Asking what GWAS will mean to the clinical endocrinologist, the present post-GWAS functional study puts further weight on the notion that candidate genes identified by GWAS do not necessarily translate into clinically meaningful prognostic, diagnostic, and therapeutic information for individuals (McCarthy 2009).

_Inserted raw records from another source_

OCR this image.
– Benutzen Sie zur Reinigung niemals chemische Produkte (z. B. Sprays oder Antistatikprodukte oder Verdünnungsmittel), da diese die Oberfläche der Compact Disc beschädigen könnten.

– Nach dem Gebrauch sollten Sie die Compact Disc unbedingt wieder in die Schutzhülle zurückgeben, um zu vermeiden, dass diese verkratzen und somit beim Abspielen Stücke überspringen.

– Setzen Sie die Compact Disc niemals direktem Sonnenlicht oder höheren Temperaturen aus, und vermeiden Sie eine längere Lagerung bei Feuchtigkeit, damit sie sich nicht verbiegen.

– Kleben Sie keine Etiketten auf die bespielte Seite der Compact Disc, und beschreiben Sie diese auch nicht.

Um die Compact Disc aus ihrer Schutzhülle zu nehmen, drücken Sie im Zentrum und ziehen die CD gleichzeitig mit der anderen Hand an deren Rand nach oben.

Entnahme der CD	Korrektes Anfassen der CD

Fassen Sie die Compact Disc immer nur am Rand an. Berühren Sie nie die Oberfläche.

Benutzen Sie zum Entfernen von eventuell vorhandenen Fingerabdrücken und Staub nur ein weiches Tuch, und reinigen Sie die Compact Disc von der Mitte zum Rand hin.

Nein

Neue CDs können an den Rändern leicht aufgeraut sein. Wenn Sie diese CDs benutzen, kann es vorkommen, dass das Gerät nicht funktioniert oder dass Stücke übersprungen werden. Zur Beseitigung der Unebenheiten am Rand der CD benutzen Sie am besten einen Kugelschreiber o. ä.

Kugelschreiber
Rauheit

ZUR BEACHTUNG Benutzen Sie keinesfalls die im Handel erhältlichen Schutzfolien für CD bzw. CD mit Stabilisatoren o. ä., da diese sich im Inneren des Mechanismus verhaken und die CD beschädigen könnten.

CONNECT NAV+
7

However, given the generally small proportion of interindividual variability in disease predisposition explained by single genetic variants (Maher 2008), GWAS could only be a first step and essential starting point for the molecular classification of disease subtypes and the subsequent translation into novel therapeutic and preventative approaches (Haring & Wallaschofski 2012).
Declaration of interest
The authors declare that there is no conflict of interest that could be perceived as prejudicing the impartiality of the research reported.
Funding
This work is part of the Community Medicine Research net (CMR) of the University Medicine Greifswald, Germany, which is funded by the Federal Ministry of Education and Research (grant no. ZZ9603), the Ministry of Cultural Affairs, as well as the Social Ministry of the Federal State of Mecklenburg – West Pomerania. The CMR encompasses several research projects that are sharing data of the population-based Study of Health in Pomerania (SHIP, http://www.medizin.uni-greifswald.de/icm/). This work is also part of the research project Greifswald Approach to Individualized Medicine (GANI_MED). The GANI_MED consortium is funded by the Federal Ministry of Education and Research and the Ministry of Cultural Affairs of the Federal State of Mecklenburg – West Pomerania (03IS2061A). This work was also supported by the Wellcome Trust (Project Grant 092283, to W A).